SQLAlchemy does not automatically detect in-place mutations to JSON columns. After updating a dict stored in a JSON column, flag_modified(obj, 'column_name') is called explicitly to mark the field dirty before session.commit().
- File upload and job lifecycle management
- Multi-format parsing (PDF, Excel, CSV) with OCR
- LLM schema inference with reflexion loop
- pgvector semantic column matching
- Docker sandbox for secure code execution
- Real-time SSE status streaming
- React frontend with live job status
- AI-generated transformation scripts + self-healing sandbox execution
- Data Quality Reports with fill-rate scoring and validation loop history
- Multi-file jobs with batch processing ("Process All")

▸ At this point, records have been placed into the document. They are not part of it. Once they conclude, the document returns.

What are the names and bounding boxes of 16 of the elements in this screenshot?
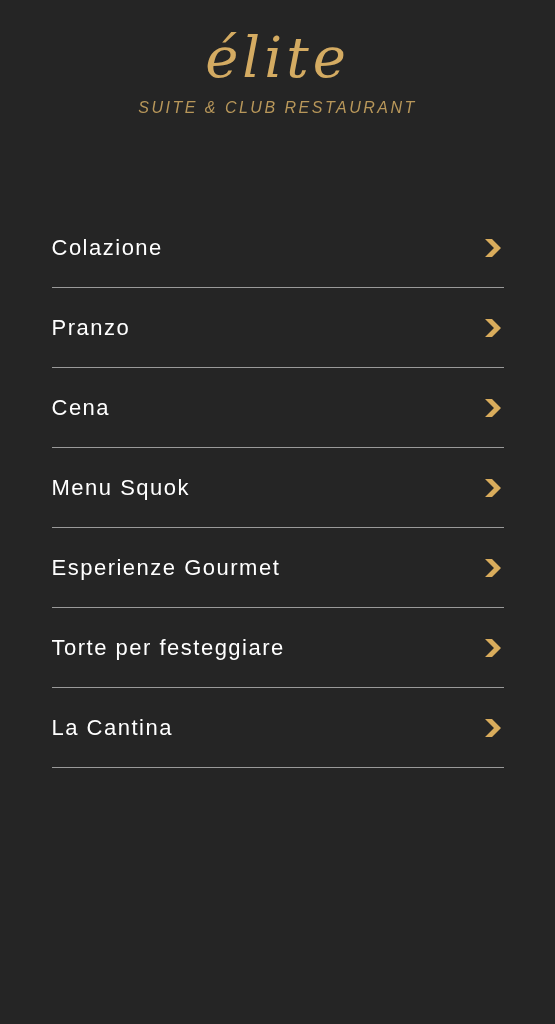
menu-item[interactable]: Cena: [51, 368, 504, 448]
chevron-icon: [483, 477, 502, 498]
logo-wordmark: élite: [205, 24, 350, 92]
logo-tagline: SUITE & CLUB RESTAURANT: [138, 98, 417, 118]
chevron-icon: [483, 557, 502, 578]
menu-item[interactable]: Torte per festeggiare: [51, 608, 504, 688]
chevron-icon: [483, 717, 502, 738]
menu-item[interactable]: Menu Squok: [51, 448, 504, 528]
chevron-icon: [483, 237, 502, 258]
menu-item[interactable]: Pranzo: [51, 288, 504, 368]
menu-item[interactable]: La Cantina: [51, 688, 504, 768]
menu-item[interactable]: Esperienze Gourmet: [51, 528, 504, 608]
menu-item[interactable]: Colazione: [51, 208, 504, 288]
chevron-icon: [483, 397, 502, 418]
chevron-icon: [483, 317, 502, 338]
chevron-icon: [483, 637, 502, 658]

- AI-powered cross-file consolidation with canonical column mapping ("Export All")
- Per-file and consolidated CSV download
- Consolidation result persisted in DB and restored on job reload
- Gamified step-by-step UX with progress feedback
- Visual schema mapper (React Flow node editor)
- Email ingestion (IMAP / MAPI)
- User authentication and multi-tenancy
- Cloud deployment (AWS / Azure)
Contributions are welcome. Please open an issue to discuss what you'd like to change before submitting a pull request.
- Fork the repository
- Create a feature branch:
git checkout -b feature/your-feature - Commit your changes:
git commit -m 'Add your feature' - Push to the branch:
git push origin feature/your-feature - Open a Pull Request
This project is licensed under the MIT License. See LICENSE for details.